Del mismo modo, en las primeras clases del catedrático bachiller Del Real se explicaban las principales materias de la astronomía. En los referenciados certámenes de 1829, de hecho, los estudiantes de filosofía eran examinados conforme a sus conocimientos sobre el sistema planetario, describiendo las órbitas alrededor del sol, los planetas y sus posiciones con respecto a la tierra, el porqué de la formación de los eclipses en el plenilunio y, entre muchos temas, “explicaron los sistemas astronómicos de Tolomeo, Copérnico y Tico Brahe; y últimamente ejecutaron varios problemas en la esfera certificial, cuyos conocimientos son necesarios en la geografía”. Estábamos así ante una ciencia que tomaba cierta distancia de la mera explicación teológica y que, desde su saber, buscaba contribuir a la laicización de la educación promovida en el plan de estudios de 1826.

Pero la entrada de Antonio del Real y Cortines a la universidad no solo se dio en calidad de catedrático bachiller, al mismo tiempo que daba sus clases de filosofía, era estudiante matriculado en la clase de economía política, a cargo del vicerrector José María Baloco, en la Facultad de Jurisprudencia. El cursante del Real, al igual que sus compañeros de clase Pedro M. Castellón y José M. Alandete, fue de los primeros alumnos en ser examinados sobre los principios generales de la administración pública conforme a las doctrinas del célebre Jean Baptiste Say. El 7 de octubre de 1830 defendió proposiciones relacionadas con los consumos públicos, el gasto del gobierno, la prosperidad de las naciones, los salarios, la administración de las riquezas, los costos de la guerra, “los gastos de las universidades y academias (…) favorables al desarrollo de las facultades humanas”, entre otros temas que resultaban atractivos y demandantes en una sociedad que tenía la tarea de edificar y sostener las instituciones del Estado republicano, libre e independiente.

El egresado

Sin duda, Antonio del Real, como muchos de los de su generación, encarnaba a la figura del catedrático y estudiante que vio en la universidad un mecanismo de formación, ascenso y transformación social, de acceso a privilegios que podían ofrecer una oportunidad laboral y visibilizar su carrera política, sin necesidad de tener que ir a graduarse en la lejana capital del país.

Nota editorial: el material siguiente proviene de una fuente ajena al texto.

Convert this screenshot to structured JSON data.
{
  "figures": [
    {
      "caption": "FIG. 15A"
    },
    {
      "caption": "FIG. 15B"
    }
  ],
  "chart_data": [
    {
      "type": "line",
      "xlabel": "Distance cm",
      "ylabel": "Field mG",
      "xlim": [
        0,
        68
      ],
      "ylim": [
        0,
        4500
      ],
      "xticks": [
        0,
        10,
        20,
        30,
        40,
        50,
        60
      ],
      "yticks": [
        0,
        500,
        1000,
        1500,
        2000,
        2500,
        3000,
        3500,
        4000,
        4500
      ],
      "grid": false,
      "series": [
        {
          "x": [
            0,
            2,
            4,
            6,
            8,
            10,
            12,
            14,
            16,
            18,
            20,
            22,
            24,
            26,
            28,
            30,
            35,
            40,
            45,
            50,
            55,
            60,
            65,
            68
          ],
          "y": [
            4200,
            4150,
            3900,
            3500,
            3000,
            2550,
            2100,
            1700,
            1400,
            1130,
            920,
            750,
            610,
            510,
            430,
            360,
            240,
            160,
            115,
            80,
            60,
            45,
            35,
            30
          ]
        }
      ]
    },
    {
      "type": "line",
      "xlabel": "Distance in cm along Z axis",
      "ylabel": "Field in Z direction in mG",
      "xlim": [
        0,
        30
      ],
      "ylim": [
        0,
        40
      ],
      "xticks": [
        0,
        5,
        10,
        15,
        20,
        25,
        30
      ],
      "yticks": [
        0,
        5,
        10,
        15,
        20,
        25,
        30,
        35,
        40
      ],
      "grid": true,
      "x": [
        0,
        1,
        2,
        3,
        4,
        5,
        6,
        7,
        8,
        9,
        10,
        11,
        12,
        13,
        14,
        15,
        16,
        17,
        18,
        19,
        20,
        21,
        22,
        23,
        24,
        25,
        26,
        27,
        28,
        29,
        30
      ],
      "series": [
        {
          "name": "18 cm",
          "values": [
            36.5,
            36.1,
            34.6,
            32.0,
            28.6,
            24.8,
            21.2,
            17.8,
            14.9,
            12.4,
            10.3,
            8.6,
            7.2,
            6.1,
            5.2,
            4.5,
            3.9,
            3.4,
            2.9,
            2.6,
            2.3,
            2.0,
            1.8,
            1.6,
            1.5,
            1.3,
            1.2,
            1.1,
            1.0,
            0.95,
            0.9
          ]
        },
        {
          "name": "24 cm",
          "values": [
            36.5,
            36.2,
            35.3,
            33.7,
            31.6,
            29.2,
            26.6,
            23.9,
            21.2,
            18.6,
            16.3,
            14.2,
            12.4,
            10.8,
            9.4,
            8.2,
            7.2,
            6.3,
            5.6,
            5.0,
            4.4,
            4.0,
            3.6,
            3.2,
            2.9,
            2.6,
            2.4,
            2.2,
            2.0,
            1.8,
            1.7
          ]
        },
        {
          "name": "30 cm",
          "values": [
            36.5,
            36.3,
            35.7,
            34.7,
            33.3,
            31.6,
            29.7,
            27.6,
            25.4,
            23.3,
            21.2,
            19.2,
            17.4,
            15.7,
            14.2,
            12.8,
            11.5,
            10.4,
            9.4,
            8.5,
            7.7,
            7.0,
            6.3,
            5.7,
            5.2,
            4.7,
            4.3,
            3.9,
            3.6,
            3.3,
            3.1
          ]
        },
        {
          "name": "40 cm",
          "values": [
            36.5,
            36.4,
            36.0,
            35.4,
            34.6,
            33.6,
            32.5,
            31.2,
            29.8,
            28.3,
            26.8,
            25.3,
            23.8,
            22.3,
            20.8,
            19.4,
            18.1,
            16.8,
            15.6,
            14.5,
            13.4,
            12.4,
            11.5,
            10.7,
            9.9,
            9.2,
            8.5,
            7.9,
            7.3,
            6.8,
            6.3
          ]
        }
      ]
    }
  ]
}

Después de enseñar filosofía y de obtener su grado de abogado en la Universidad del Magdalena e Istmo, el Doctor del Real y Cortines asumió la cátedra en propiedad de derecho internacional y la de economía política desde 1834, logró en 1839 la financiación de su libro Elementos de Derecho Constitucional, seguidos de un examen crítico de la Constitución Neo-granadina y llegó a ser vicerrector y rector interino de esa universidad de donde había egresado. Además, entre varios cargos políticos, Del Real también fue designado por pocos días como gobernador del Estado Soberano de Bolívar en 1871. Así, el joven catedrático y estudiante -nombrado y matriculado en 1828- había logrado trascender en la vida política regional y nacional, gracias a su paso por la ya casi bicentenaria Universidad de Cartagena.